* First two of several reactors
* Capacity range specifications include 1,600 MW EPR reactor
* EDF lost Abu Dhabi tender in 2009 (Adds detail from second source)
By Reem Shamseddine and Geert De Clercq
KHOBAR, Saudi Arabia/PARIS, Nov 29 (Reuters) - French state-controlled utility EDF intends to take part in a tender to build two nuclear reactors in Saudi Arabia, two sources familiar with the situation told Reuters.
Saudi Arabia, which wants to reduce domestic oil consumption, is considering building 17.6 gigawatts of nuclear-fuelled power generation capacity by 2032 and has sent a request for information to international suppliers to build two reactors.
With answers to the request due by the end 2017 or early 2018, a formal tender could be launched by mid-2018, but more likely toward the end of 2018 or early 2019, industry specialists say.
Saudi Arabia’s nuclear plans are some of the largest in an industry struggling with weaker demand following Japan’s Fukushima disaster in 2011.
Russian and South Korean companies have said they plan to bid and sources have told Reuters that Toshiba-owned U.S. firm Westinghouse is in talks with U.S. peers to form a bidding consortium.
EDF has held talks with Saudi Arabia about selling Areva-designed European Pressurized Reactors (EPR) but has not publicly confirmed it will bid.
“EDF wants to participate in the process launched for Saudi Arabia,” a source familiar with the situation said.
EDF wants to assist the King Abdullah City for Atomic and Renewable Energy (KACARE), the government agency tasked with the nuclear programme, in drafting its nuclear newbuild programme, the source said.
A second source said that EDF would bid in the tender and that EDF officials had visited KACARE last week to discuss the request for information and to give a presentation about the EPR reactor.
EDF declined to comment. KACARE could not be reached for immediate comment.
Last month, a Saudi nuclear official told a conference in Abu Dhabi that for the first two reactors the kingdom is considering reactor models in the 1,000-1,600 megawatt (MW) range.
The EPR, the world’s largest reactor model, has a capacity of 1,600 MW.
EPRs under construction in France, Finland and China are years behind schedule and billions of euros over budget.
EDF hopes that by late 2018-early 2019 at least two should be operational.

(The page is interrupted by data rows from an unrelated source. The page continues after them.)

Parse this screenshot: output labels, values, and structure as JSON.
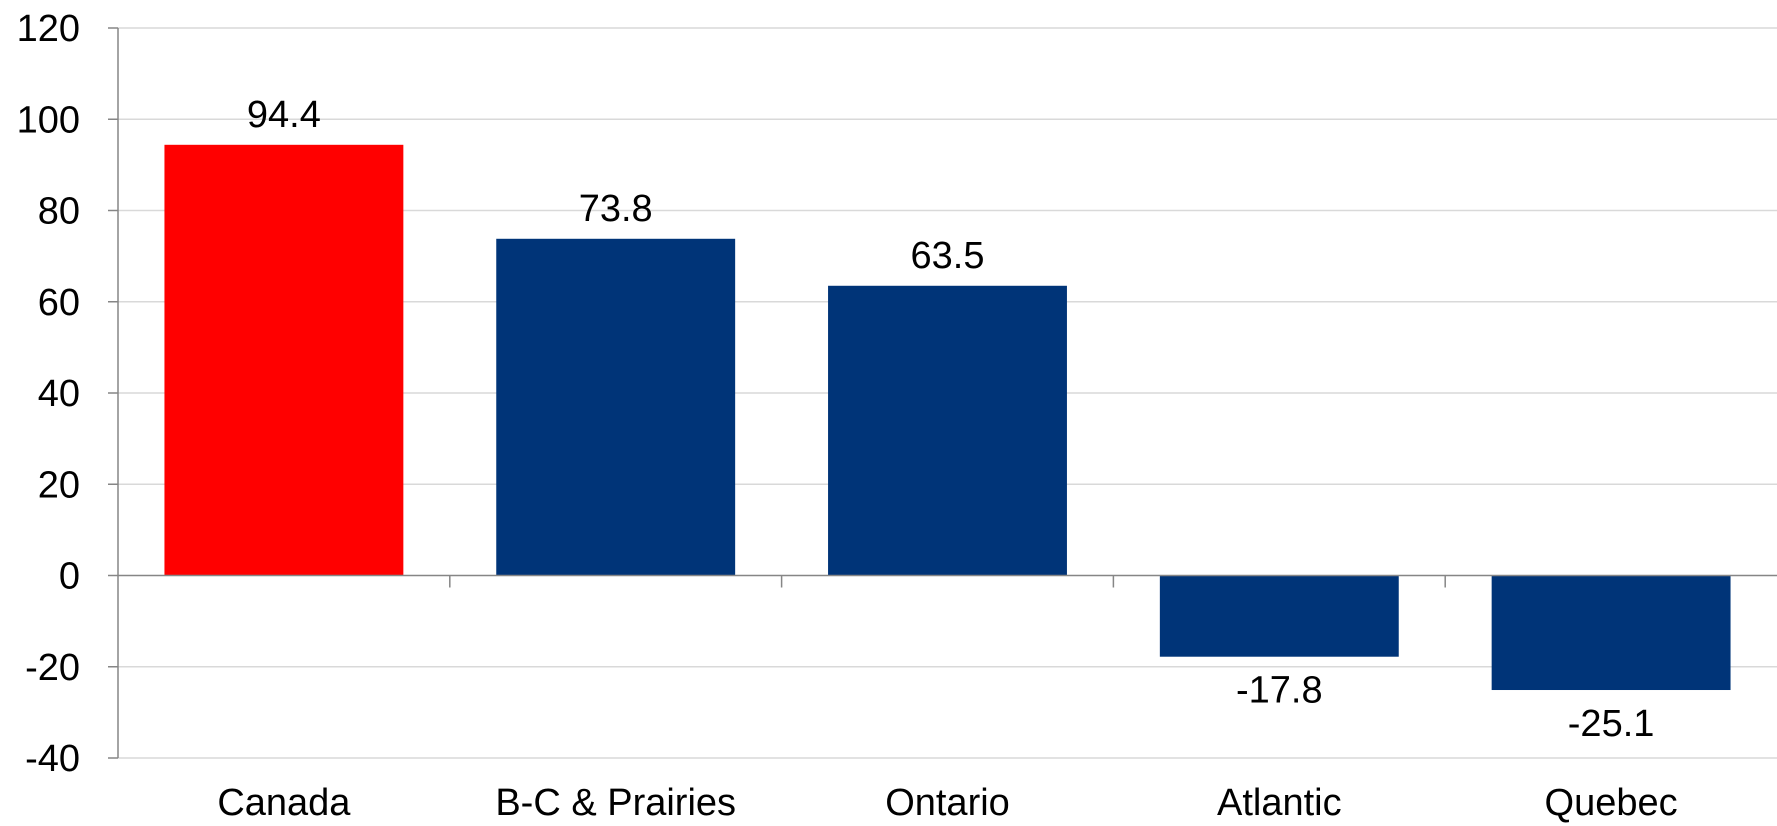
{
  "chart_data": {
    "type": "bar",
    "title": "",
    "xlabel": "",
    "ylabel": "",
    "categories": [
      "Canada",
      "B-C & Prairies",
      "Ontario",
      "Atlantic",
      "Quebec"
    ],
    "values": [
      94.4,
      73.8,
      63.5,
      -17.8,
      -25.1
    ],
    "data_labels": [
      "94.4",
      "73.8",
      "63.5",
      "-17.8",
      "-25.1"
    ],
    "bar_colors": [
      "#ff0000",
      "#003478",
      "#003478",
      "#003478",
      "#003478"
    ],
    "ylim": [
      -40,
      120
    ],
    "yticks": [
      120,
      100,
      80,
      60,
      40,
      20,
      0,
      -20,
      -40
    ],
    "ytick_labels": [
      "120",
      "100",
      "80",
      "60",
      "40",
      "20",
      "0",
      "-20",
      "-40"
    ],
    "grid": true,
    "legend": "none"
  }
}
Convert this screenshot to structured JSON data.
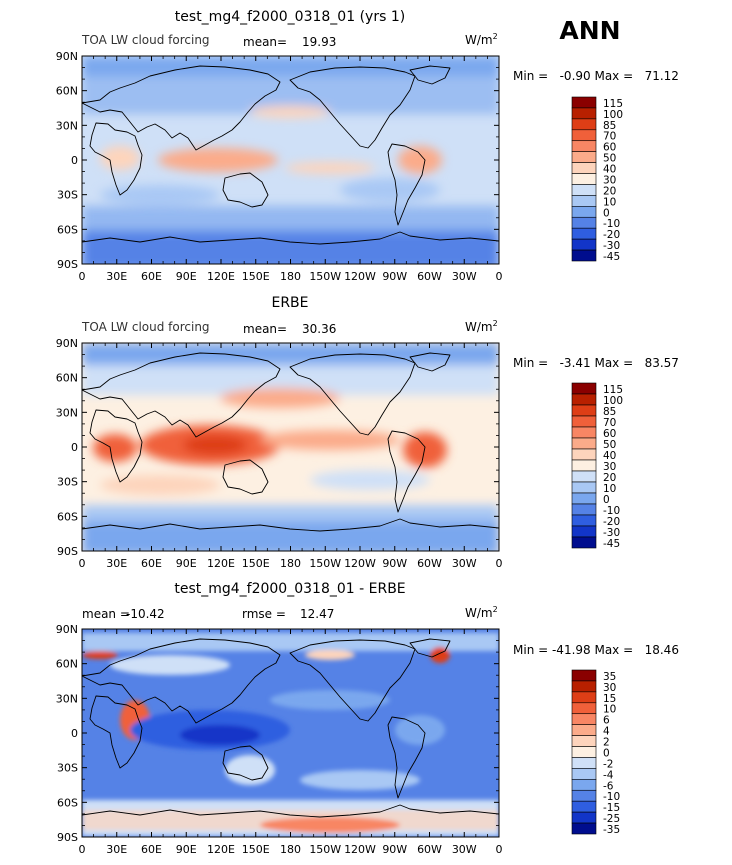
{
  "header": {
    "season": "ANN"
  },
  "panels": [
    {
      "title": "test_mg4_f2000_0318_01 (yrs 1)",
      "left_label": "TOA LW cloud forcing",
      "stat1": "mean=",
      "stat1_value": "19.93",
      "stat2": "",
      "stat2_value": "",
      "units": "W/m",
      "units_exp": "2",
      "min_max": "Min =   -0.90 Max =   71.12",
      "colorbar": [
        "115",
        "100",
        "85",
        "70",
        "60",
        "50",
        "40",
        "30",
        "20",
        "10",
        "0",
        "-10",
        "-20",
        "-30",
        "-45"
      ]
    },
    {
      "title": "ERBE",
      "left_label": "TOA LW cloud forcing",
      "stat1": "mean=",
      "stat1_value": "30.36",
      "stat2": "",
      "stat2_value": "",
      "units": "W/m",
      "units_exp": "2",
      "min_max": "Min =   -3.41 Max =   83.57",
      "colorbar": [
        "115",
        "100",
        "85",
        "70",
        "60",
        "50",
        "40",
        "30",
        "20",
        "10",
        "0",
        "-10",
        "-20",
        "-30",
        "-45"
      ]
    },
    {
      "title": "test_mg4_f2000_0318_01 - ERBE",
      "left_label": "",
      "stat1": "mean =",
      "stat1_value": "-10.42",
      "stat2": "rmse =",
      "stat2_value": "12.47",
      "units": "W/m",
      "units_exp": "2",
      "min_max": "Min = -41.98 Max =   18.46",
      "colorbar": [
        "35",
        "30",
        "15",
        "10",
        "6",
        "4",
        "2",
        "0",
        "-2",
        "-4",
        "-6",
        "-10",
        "-15",
        "-25",
        "-35"
      ]
    }
  ],
  "chart_data": [
    {
      "type": "heatmap",
      "title": "test_mg4_f2000_0318_01 (yrs 1)",
      "variable": "TOA LW cloud forcing",
      "units": "W/m2",
      "mean": 19.93,
      "min": -0.9,
      "max": 71.12,
      "x_ticks": [
        "0",
        "30E",
        "60E",
        "90E",
        "120E",
        "150E",
        "180",
        "150W",
        "120W",
        "90W",
        "60W",
        "30W",
        "0"
      ],
      "y_ticks": [
        "90N",
        "60N",
        "30N",
        "0",
        "30S",
        "60S",
        "90S"
      ],
      "levels": [
        115,
        100,
        85,
        70,
        60,
        50,
        40,
        30,
        20,
        10,
        0,
        -10,
        -20,
        -30,
        -45
      ]
    },
    {
      "type": "heatmap",
      "title": "ERBE",
      "variable": "TOA LW cloud forcing",
      "units": "W/m2",
      "mean": 30.36,
      "min": -3.41,
      "max": 83.57,
      "x_ticks": [
        "0",
        "30E",
        "60E",
        "90E",
        "120E",
        "150E",
        "180",
        "150W",
        "120W",
        "90W",
        "60W",
        "30W",
        "0"
      ],
      "y_ticks": [
        "90N",
        "60N",
        "30N",
        "0",
        "30S",
        "60S",
        "90S"
      ],
      "levels": [
        115,
        100,
        85,
        70,
        60,
        50,
        40,
        30,
        20,
        10,
        0,
        -10,
        -20,
        -30,
        -45
      ]
    },
    {
      "type": "heatmap",
      "title": "test_mg4_f2000_0318_01 - ERBE",
      "variable": "difference",
      "units": "W/m2",
      "mean": -10.42,
      "rmse": 12.47,
      "min": -41.98,
      "max": 18.46,
      "x_ticks": [
        "0",
        "30E",
        "60E",
        "90E",
        "120E",
        "150E",
        "180",
        "150W",
        "120W",
        "90W",
        "60W",
        "30W",
        "0"
      ],
      "y_ticks": [
        "90N",
        "60N",
        "30N",
        "0",
        "30S",
        "60S",
        "90S"
      ],
      "levels": [
        35,
        30,
        15,
        10,
        6,
        4,
        2,
        0,
        -2,
        -4,
        -6,
        -10,
        -15,
        -25,
        -35
      ]
    }
  ],
  "colors": {
    "cb15": [
      "#8a0000",
      "#b82000",
      "#de3e16",
      "#f0603a",
      "#f88664",
      "#fbab8a",
      "#fdd4bc",
      "#fdf0e2",
      "#cfe0f7",
      "#a9c8f4",
      "#7aa7ee",
      "#5582e6",
      "#2f5ee0",
      "#1235c8",
      "#000d8e"
    ]
  }
}
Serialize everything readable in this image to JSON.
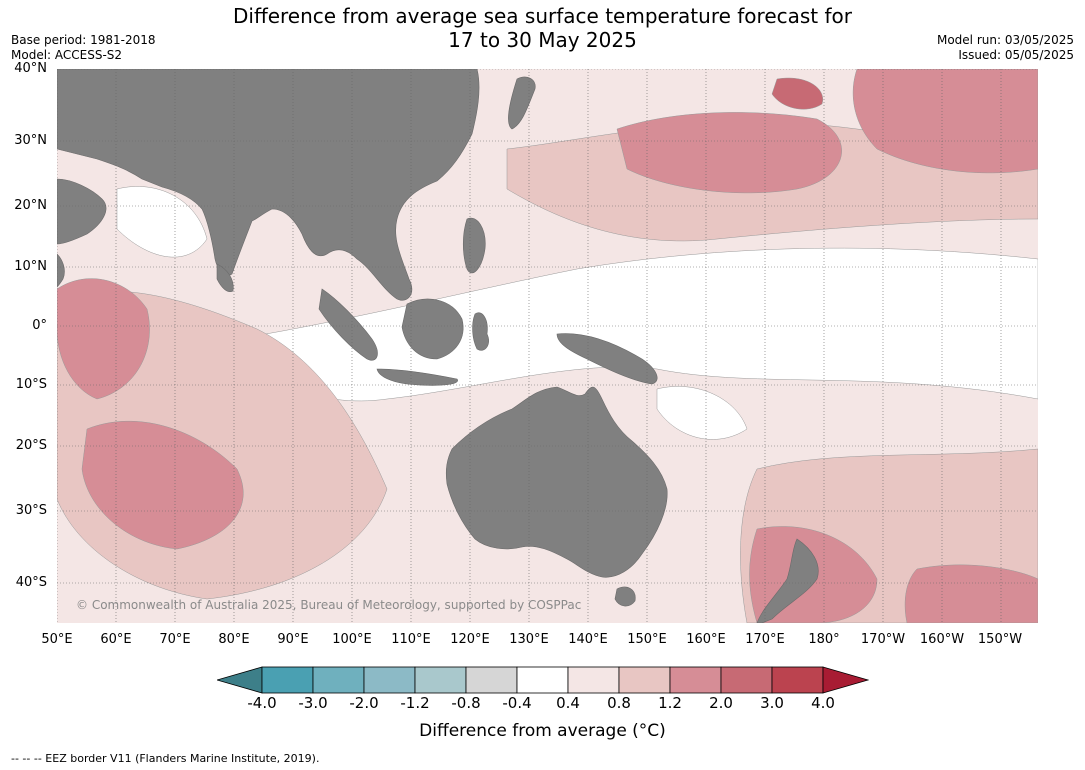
{
  "title": {
    "line1": "Difference from average sea surface temperature forecast for",
    "line2": "17 to 30 May 2025"
  },
  "meta_left": {
    "base_period": "Base period: 1981-2018",
    "model": "Model: ACCESS-S2"
  },
  "meta_right": {
    "model_run": "Model run: 03/05/2025",
    "issued": "Issued: 05/05/2025"
  },
  "latitude_labels": [
    "40°N",
    "30°N",
    "20°N",
    "10°N",
    "0°",
    "10°S",
    "20°S",
    "30°S",
    "40°S"
  ],
  "longitude_labels": [
    "50°E",
    "60°E",
    "70°E",
    "80°E",
    "90°E",
    "100°E",
    "110°E",
    "120°E",
    "130°E",
    "140°E",
    "150°E",
    "160°E",
    "170°E",
    "180°",
    "170°W",
    "160°W",
    "150°W"
  ],
  "copyright": "© Commonwealth of Australia 2025, Bureau of Meteorology, supported by COSPPac",
  "legend": {
    "tick_labels": [
      "-4.0",
      "-3.0",
      "-2.0",
      "-1.2",
      "-0.8",
      "-0.4",
      "0.4",
      "0.8",
      "1.2",
      "2.0",
      "3.0",
      "4.0"
    ],
    "colors": [
      "#3d7f89",
      "#4aa0b2",
      "#6fb0be",
      "#8cbac6",
      "#a9c8cc",
      "#d6d6d6",
      "#ffffff",
      "#f4e6e5",
      "#e8c6c3",
      "#d68d96",
      "#c76a74",
      "#bb434f",
      "#a81c33"
    ],
    "title": "Difference from average (°C)"
  },
  "land_color": "#808080",
  "footnote": "--  --  -- EEZ border V11 (Flanders Marine Institute, 2019)."
}
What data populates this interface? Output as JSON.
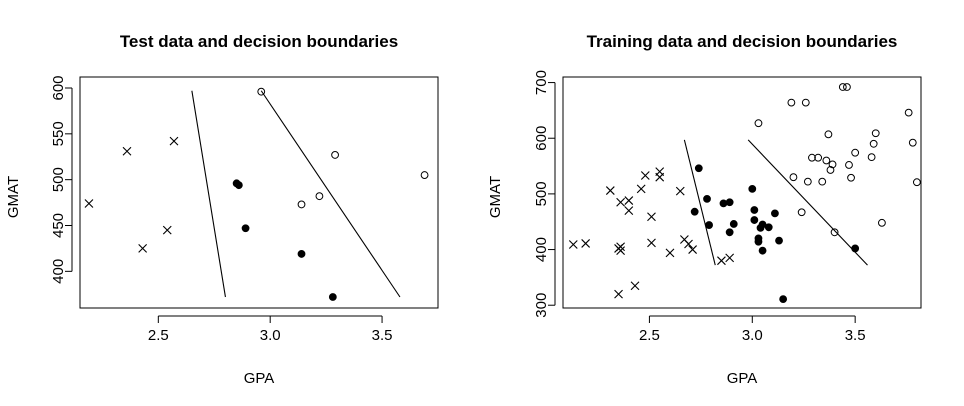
{
  "chart_data": [
    {
      "type": "scatter",
      "title": "Test data and decision boundaries",
      "xlabel": "GPA",
      "ylabel": "GMAT",
      "xlim": [
        2.15,
        3.75
      ],
      "ylim": [
        360,
        612
      ],
      "xticks": [
        2.5,
        3.0,
        3.5
      ],
      "yticks": [
        400,
        450,
        500,
        550,
        600
      ],
      "grid": false,
      "series": [
        {
          "marker": "x",
          "points": [
            [
              2.19,
              474
            ],
            [
              2.36,
              531
            ],
            [
              2.43,
              425
            ],
            [
              2.54,
              445
            ],
            [
              2.57,
              542
            ]
          ]
        },
        {
          "marker": "filled-circle",
          "points": [
            [
              2.85,
              496
            ],
            [
              2.86,
              494
            ],
            [
              2.89,
              447
            ],
            [
              3.14,
              419
            ],
            [
              3.28,
              372
            ]
          ]
        },
        {
          "marker": "open-circle",
          "points": [
            [
              2.96,
              596
            ],
            [
              3.14,
              473
            ],
            [
              3.22,
              482
            ],
            [
              3.29,
              527
            ],
            [
              3.69,
              505
            ]
          ]
        }
      ],
      "boundaries": [
        [
          [
            2.65,
            597
          ],
          [
            2.8,
            372
          ]
        ],
        [
          [
            2.96,
            597
          ],
          [
            3.58,
            372
          ]
        ]
      ]
    },
    {
      "type": "scatter",
      "title": "Training data and decision boundaries",
      "xlabel": "GPA",
      "ylabel": "GMAT",
      "xlim": [
        2.08,
        3.82
      ],
      "ylim": [
        295,
        710
      ],
      "xticks": [
        2.5,
        3.0,
        3.5
      ],
      "yticks": [
        300,
        400,
        500,
        600,
        700
      ],
      "grid": false,
      "series": [
        {
          "marker": "x",
          "points": [
            [
              2.13,
              409
            ],
            [
              2.19,
              411
            ],
            [
              2.31,
              506
            ],
            [
              2.35,
              320
            ],
            [
              2.35,
              402
            ],
            [
              2.36,
              485
            ],
            [
              2.36,
              405
            ],
            [
              2.36,
              398
            ],
            [
              2.4,
              488
            ],
            [
              2.4,
              470
            ],
            [
              2.43,
              335
            ],
            [
              2.46,
              509
            ],
            [
              2.48,
              533
            ],
            [
              2.51,
              412
            ],
            [
              2.51,
              459
            ],
            [
              2.55,
              540
            ],
            [
              2.55,
              530
            ],
            [
              2.6,
              394
            ],
            [
              2.65,
              505
            ],
            [
              2.67,
              418
            ],
            [
              2.69,
              410
            ],
            [
              2.71,
              400
            ],
            [
              2.85,
              380
            ],
            [
              2.89,
              385
            ]
          ]
        },
        {
          "marker": "filled-circle",
          "points": [
            [
              2.72,
              468
            ],
            [
              2.74,
              546
            ],
            [
              2.78,
              491
            ],
            [
              2.79,
              444
            ],
            [
              2.86,
              483
            ],
            [
              2.89,
              485
            ],
            [
              2.89,
              431
            ],
            [
              2.91,
              446
            ],
            [
              3.0,
              509
            ],
            [
              3.01,
              471
            ],
            [
              3.01,
              453
            ],
            [
              3.03,
              414
            ],
            [
              3.03,
              420
            ],
            [
              3.04,
              439
            ],
            [
              3.05,
              398
            ],
            [
              3.05,
              445
            ],
            [
              3.08,
              440
            ],
            [
              3.11,
              465
            ],
            [
              3.13,
              416
            ],
            [
              3.15,
              311
            ],
            [
              3.5,
              402
            ]
          ]
        },
        {
          "marker": "open-circle",
          "points": [
            [
              3.03,
              627
            ],
            [
              3.19,
              664
            ],
            [
              3.2,
              530
            ],
            [
              3.24,
              467
            ],
            [
              3.26,
              664
            ],
            [
              3.27,
              522
            ],
            [
              3.29,
              565
            ],
            [
              3.32,
              565
            ],
            [
              3.34,
              522
            ],
            [
              3.36,
              560
            ],
            [
              3.37,
              607
            ],
            [
              3.38,
              543
            ],
            [
              3.39,
              553
            ],
            [
              3.4,
              431
            ],
            [
              3.44,
              692
            ],
            [
              3.46,
              692
            ],
            [
              3.47,
              552
            ],
            [
              3.48,
              529
            ],
            [
              3.5,
              574
            ],
            [
              3.58,
              566
            ],
            [
              3.59,
              590
            ],
            [
              3.6,
              609
            ],
            [
              3.63,
              448
            ],
            [
              3.76,
              646
            ],
            [
              3.78,
              592
            ],
            [
              3.8,
              521
            ]
          ]
        }
      ],
      "boundaries": [
        [
          [
            2.67,
            597
          ],
          [
            2.82,
            372
          ]
        ],
        [
          [
            2.98,
            597
          ],
          [
            3.56,
            372
          ]
        ]
      ]
    }
  ]
}
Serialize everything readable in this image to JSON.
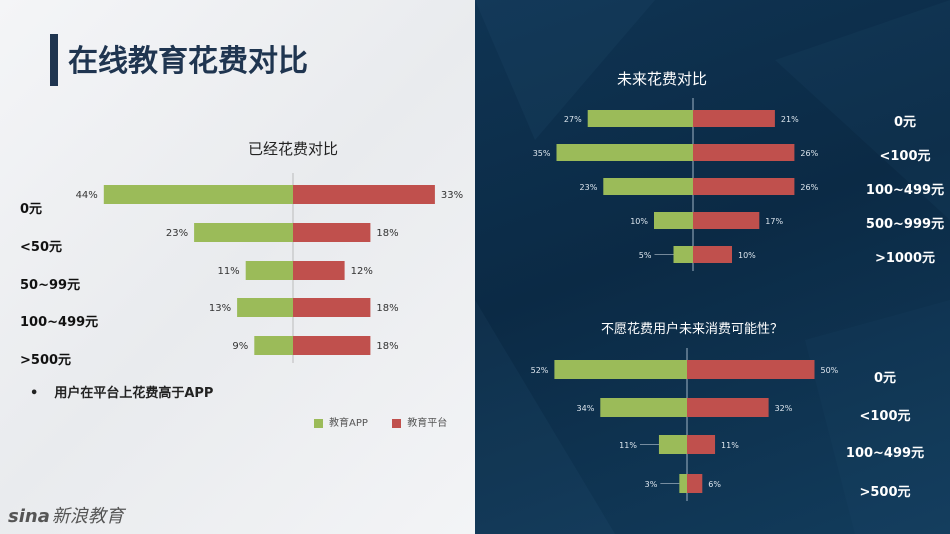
{
  "page_title": "在线教育花费对比",
  "bullet_text": "用户在平台上花费高于APP",
  "watermark": {
    "brand": "sina",
    "text": "新浪教育"
  },
  "legend": {
    "app": "教育APP",
    "platform": "教育平台"
  },
  "colors": {
    "app": "#9bbb59",
    "platform": "#c0504d",
    "accent": "#1f3550",
    "right_bg": "#0b2a45"
  },
  "chart_data": [
    {
      "type": "bar",
      "title": "已经花费对比",
      "categories": [
        "0元",
        "<50元",
        "50~99元",
        "100~499元",
        ">500元"
      ],
      "series": [
        {
          "name": "教育APP",
          "values": [
            44,
            23,
            11,
            13,
            9
          ],
          "labels": [
            "44%",
            "23%",
            "11%",
            "13%",
            "9%"
          ]
        },
        {
          "name": "教育平台",
          "values": [
            33,
            18,
            12,
            18,
            18
          ],
          "labels": [
            "33%",
            "18%",
            "12%",
            "18%",
            "18%"
          ]
        }
      ]
    },
    {
      "type": "bar",
      "title": "未来花费对比",
      "categories": [
        "0元",
        "<100元",
        "100~499元",
        "500~999元",
        ">1000元"
      ],
      "series": [
        {
          "name": "教育APP",
          "values": [
            27,
            35,
            23,
            10,
            5
          ],
          "labels": [
            "27%",
            "35%",
            "23%",
            "10%",
            "5%"
          ]
        },
        {
          "name": "教育平台",
          "values": [
            21,
            26,
            26,
            17,
            10
          ],
          "labels": [
            "21%",
            "26%",
            "26%",
            "17%",
            "10%"
          ]
        }
      ]
    },
    {
      "type": "bar",
      "title": "不愿花费用户未来消费可能性？",
      "categories": [
        "0元",
        "<100元",
        "100~499元",
        ">500元"
      ],
      "series": [
        {
          "name": "教育APP",
          "values": [
            52,
            34,
            11,
            3
          ],
          "labels": [
            "52%",
            "34%",
            "11%",
            "3%"
          ]
        },
        {
          "name": "教育平台",
          "values": [
            50,
            32,
            11,
            6
          ],
          "labels": [
            "50%",
            "32%",
            "11%",
            "6%"
          ]
        }
      ]
    }
  ]
}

Taking part in the Saudi tender would underline that EDF still believes in the capital-intensive nuclear export business despite the strains on its balance sheet.
Industry experts say EDF - which this month dropped a pledge to become cash-flow positive by 2018 - could struggle to raise the equity needed to mount a bid.
For its project to build two EPR reactors in Hinkley Point in Britain, a deal signed last year, EDF put together an 18 billion pound ($24 billion) debt and equity financing package.
Areva and EDF in 2009 lost to South Korea’s KEPCO in a bid for four nuclear reactors in United Arab Emirates. KEPCO secured a $24.4 billion financing package for that project.